Dibekap kantong kresek
leher diplintir
TUKANG GORENGAN BUNUH BOCAH
SD
Oleh : Budi
Hanya lantaran terbelit hutang Rp. 210 ribu, Marni (36), gelap mata.
Warga Kampung Cihiris Rt 02/01, Desa Cisarua Kecamatan Nanggung –
Bogor menghabisi nyawa Nita (7), demi mengincar perhiasan kalung dan
anting seberat 7 gram, yang dikenakan bocah malang itu.
Desa Cisarua dibuat geger.
Wilayah dekat tambang emas Pongkor ini dikejutkan dengan
ditemukannya mayat dalam kardus dengan kondisi membiru. Posisi
tangan dan kakinya terikat kabel listrik. Saat ditemukan, tangan dan
kaki korban diikat dan ditekuk hingga menyatu ke perut.
Sebelumnya, sekitar 800
warga kampung Babakan , RT 02/03, Cisarua Nanggung Bogor sedang
mengadakan pencarian atas raibnya Nita, gadis cilik yang baru duduk
dibangku SD yang tidak pulang sejak berangkat sekolah. Selasa pagi
(07/10), warga akhirnya menemukan mayat tersebut di lokasi yang
berjarak sekitar 6 km dari kampung mereka. Mayat tersebut dibawa ke
RS PMI Bogor untuk diotopsi.
Dari keterangan beberapa
saksi, dugaan kuat mengarah pada Marni, pedagang gorengan dan nasi
uduk di depan sekolah Nita. Petugas dari Polsek Nanggung, Cisarua
Bogor akhirnya mencomot Marni. Di depan petugas Marni mengelak,
namun setelah di desak akhirnya mengakui semua perbuatannya.
Kepada petugas, Marni
mengatakan bahwa niatnya hanyalah ingin mengambil perhiasan korban,
lantaran hutang yang melilitnya. Hutang itu muncul ketika Marni
menawarkan diri menjadi kordinator arisan murid SD. Ternyata ide
tersebut disambut baik oleh orang tua murid masing-masing.
Maka disepakati dalam
seminggu seorang murid membayar Rp.3000, dengan jumlah total Rp. 105
ribu sekali kocok.
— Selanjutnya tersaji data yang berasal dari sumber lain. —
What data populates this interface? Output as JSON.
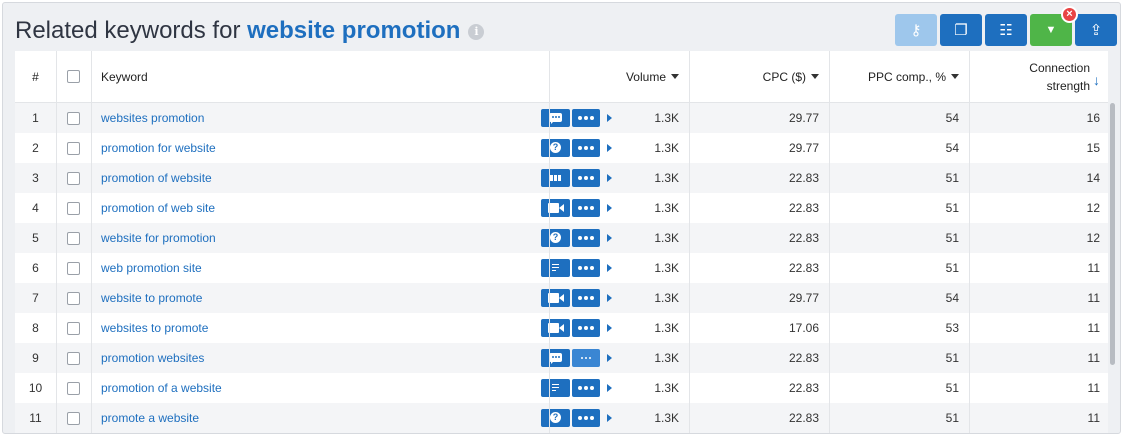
{
  "title": {
    "prefix": "Related keywords for ",
    "keyword": "website promotion",
    "info_icon": "info-icon"
  },
  "toolbar": {
    "buttons": [
      {
        "name": "key-icon",
        "glyph": "⚷"
      },
      {
        "name": "copy-icon",
        "glyph": "❐"
      },
      {
        "name": "columns-icon",
        "glyph": "☷"
      },
      {
        "name": "filter-icon",
        "glyph": "▼"
      },
      {
        "name": "export-icon",
        "glyph": "⇪"
      }
    ],
    "filter_clear_glyph": "×"
  },
  "columns": {
    "num": "#",
    "keyword": "Keyword",
    "volume": "Volume",
    "cpc": "CPC ($)",
    "ppc": "PPC comp., %",
    "connection_line1": "Connection",
    "connection_line2": "strength",
    "connection_sort_glyph": "↓"
  },
  "rows": [
    {
      "num": "1",
      "keyword": "websites promotion",
      "icon": "chat-icon",
      "volume": "1.3K",
      "cpc": "29.77",
      "ppc": "54",
      "connection": "16"
    },
    {
      "num": "2",
      "keyword": "promotion for website",
      "icon": "question-icon",
      "volume": "1.3K",
      "cpc": "29.77",
      "ppc": "54",
      "connection": "15"
    },
    {
      "num": "3",
      "keyword": "promotion of website",
      "icon": "bars-icon",
      "volume": "1.3K",
      "cpc": "22.83",
      "ppc": "51",
      "connection": "14"
    },
    {
      "num": "4",
      "keyword": "promotion of web site",
      "icon": "video-icon",
      "volume": "1.3K",
      "cpc": "22.83",
      "ppc": "51",
      "connection": "12"
    },
    {
      "num": "5",
      "keyword": "website for promotion",
      "icon": "question-icon",
      "volume": "1.3K",
      "cpc": "22.83",
      "ppc": "51",
      "connection": "12"
    },
    {
      "num": "6",
      "keyword": "web promotion site",
      "icon": "text-icon",
      "volume": "1.3K",
      "cpc": "22.83",
      "ppc": "51",
      "connection": "11"
    },
    {
      "num": "7",
      "keyword": "website to promote",
      "icon": "video-icon",
      "volume": "1.3K",
      "cpc": "29.77",
      "ppc": "54",
      "connection": "11"
    },
    {
      "num": "8",
      "keyword": "websites to promote",
      "icon": "video-icon",
      "volume": "1.3K",
      "cpc": "17.06",
      "ppc": "53",
      "connection": "11"
    },
    {
      "num": "9",
      "keyword": "promotion websites",
      "icon": "chat-icon",
      "volume": "1.3K",
      "cpc": "22.83",
      "ppc": "51",
      "connection": "11"
    },
    {
      "num": "10",
      "keyword": "promotion of a website",
      "icon": "text-icon",
      "volume": "1.3K",
      "cpc": "22.83",
      "ppc": "51",
      "connection": "11"
    },
    {
      "num": "11",
      "keyword": "promote a website",
      "icon": "question-icon",
      "volume": "1.3K",
      "cpc": "22.83",
      "ppc": "51",
      "connection": "11"
    }
  ],
  "colors": {
    "accent": "#1e6fbf",
    "accent_light": "#9ec7ec",
    "filter_green": "#4fb548",
    "clear_red": "#e84444"
  }
}
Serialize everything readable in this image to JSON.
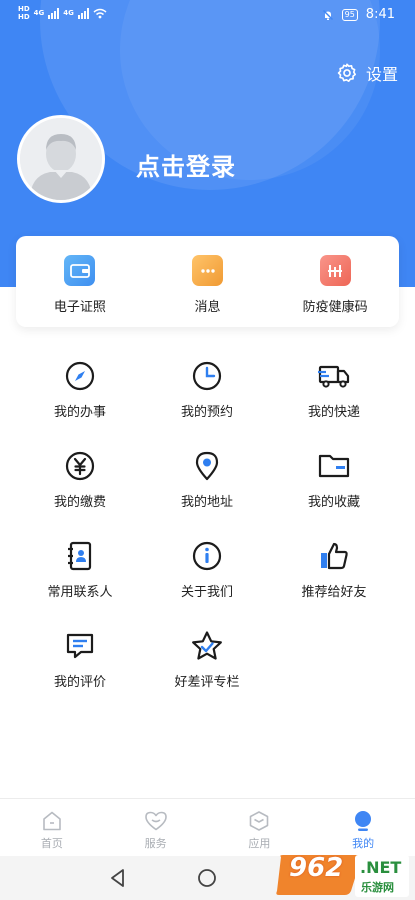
{
  "status_bar": {
    "left_tags": [
      "HD",
      "HD"
    ],
    "network": [
      "4G",
      "4G"
    ],
    "battery": "95",
    "time": "8:41"
  },
  "header": {
    "settings_label": "设置",
    "login_text": "点击登录"
  },
  "quick_cards": [
    {
      "label": "电子证照",
      "icon": "wallet-icon",
      "color": "#4ea3f2"
    },
    {
      "label": "消息",
      "icon": "message-icon",
      "color": "#f5a94a"
    },
    {
      "label": "防疫健康码",
      "icon": "health-code-icon",
      "color": "#f27a6b"
    }
  ],
  "grid": [
    {
      "label": "我的办事",
      "icon": "compass-icon"
    },
    {
      "label": "我的预约",
      "icon": "clock-icon"
    },
    {
      "label": "我的快递",
      "icon": "truck-icon"
    },
    {
      "label": "我的缴费",
      "icon": "yuan-icon"
    },
    {
      "label": "我的地址",
      "icon": "location-icon"
    },
    {
      "label": "我的收藏",
      "icon": "folder-icon"
    },
    {
      "label": "常用联系人",
      "icon": "contacts-icon"
    },
    {
      "label": "关于我们",
      "icon": "info-icon"
    },
    {
      "label": "推荐给好友",
      "icon": "thumbs-up-icon"
    },
    {
      "label": "我的评价",
      "icon": "comment-icon"
    },
    {
      "label": "好差评专栏",
      "icon": "star-icon"
    }
  ],
  "tabs": [
    {
      "label": "首页",
      "icon": "home-icon",
      "active": false
    },
    {
      "label": "服务",
      "icon": "heart-icon",
      "active": false
    },
    {
      "label": "应用",
      "icon": "cube-icon",
      "active": false
    },
    {
      "label": "我的",
      "icon": "profile-icon",
      "active": true
    }
  ],
  "watermark": {
    "number": "962",
    "dot_text": ".NET",
    "sub_text": "乐游网"
  },
  "colors": {
    "primary": "#3f86f4",
    "icon_accent": "#2f7ff0",
    "icon_stroke": "#1c1c1c"
  }
}
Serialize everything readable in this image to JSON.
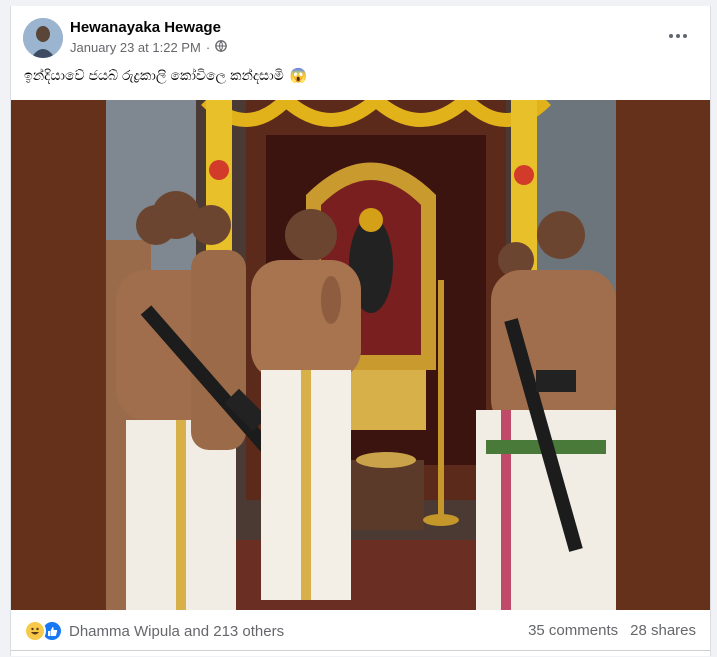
{
  "post": {
    "author": "Hewanayaka Hewage",
    "timestamp": "January 23 at 1:22 PM",
    "separator": "·",
    "privacy_icon": "globe-icon",
    "more_icon": "more-options-icon",
    "caption": "ඉන්දියාවේ ජයබ් රුද්‍රකාලි කෝවිලෙ කන්දසාමි",
    "caption_emoji": "😱"
  },
  "reactions": {
    "icons": [
      "haha-reaction-icon",
      "like-reaction-icon"
    ],
    "summary": "Dhamma Wipula and 213 others",
    "comments": "35 comments",
    "shares": "28 shares"
  },
  "colors": {
    "media_background": "#66311b",
    "like_blue": "#1877f2",
    "haha_yellow": "#f7c948",
    "meta_gray": "#65676b"
  }
}
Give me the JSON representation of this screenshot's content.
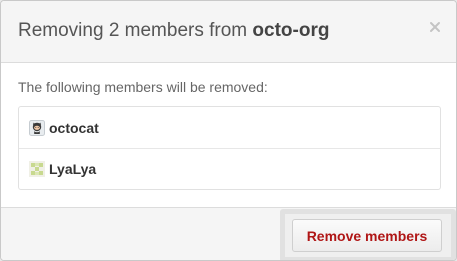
{
  "dialog": {
    "title_prefix": "Removing 2 members from ",
    "org_name": "octo-org",
    "close_icon": "close-icon",
    "intro": "The following members will be removed:",
    "members": [
      {
        "username": "octocat",
        "avatar_icon": "octocat-avatar-icon"
      },
      {
        "username": "LyaLya",
        "avatar_icon": "identicon-avatar-icon"
      }
    ],
    "remove_button_label": "Remove members"
  },
  "colors": {
    "danger_text": "#b01616",
    "header_bg": "#f5f5f5",
    "border": "#dcdcdc"
  }
}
Awalnya, semua lancar-lancar saja. Karena setiap
minggunya Marni mendapat semacam komisi dari setiap anak yang ‘narik’.
Maklum, jika mengandalkan dari hasil dagangannya kurang mencukupi.
“Jualan kaya gini, paling kalo dagangan habis, uang yang terkumpul
cuma Rp. 30 ribu,” ungkap Marni.
Namun, semuanya berubah
ketika giliran Asep, salah satu peserta arisan mendapat giliran ‘narik’.
Jatahnya uangnya terpakai oleh Marni. Kepada Narsih (30) selaku
orang tua Asep, Marni mengaku uangnya terpakai buat modal
dagangannya.
Narsih memaklumi kondisi
Marni, hingga ia tak keberatan uang arisan tersebut dipakai dulu.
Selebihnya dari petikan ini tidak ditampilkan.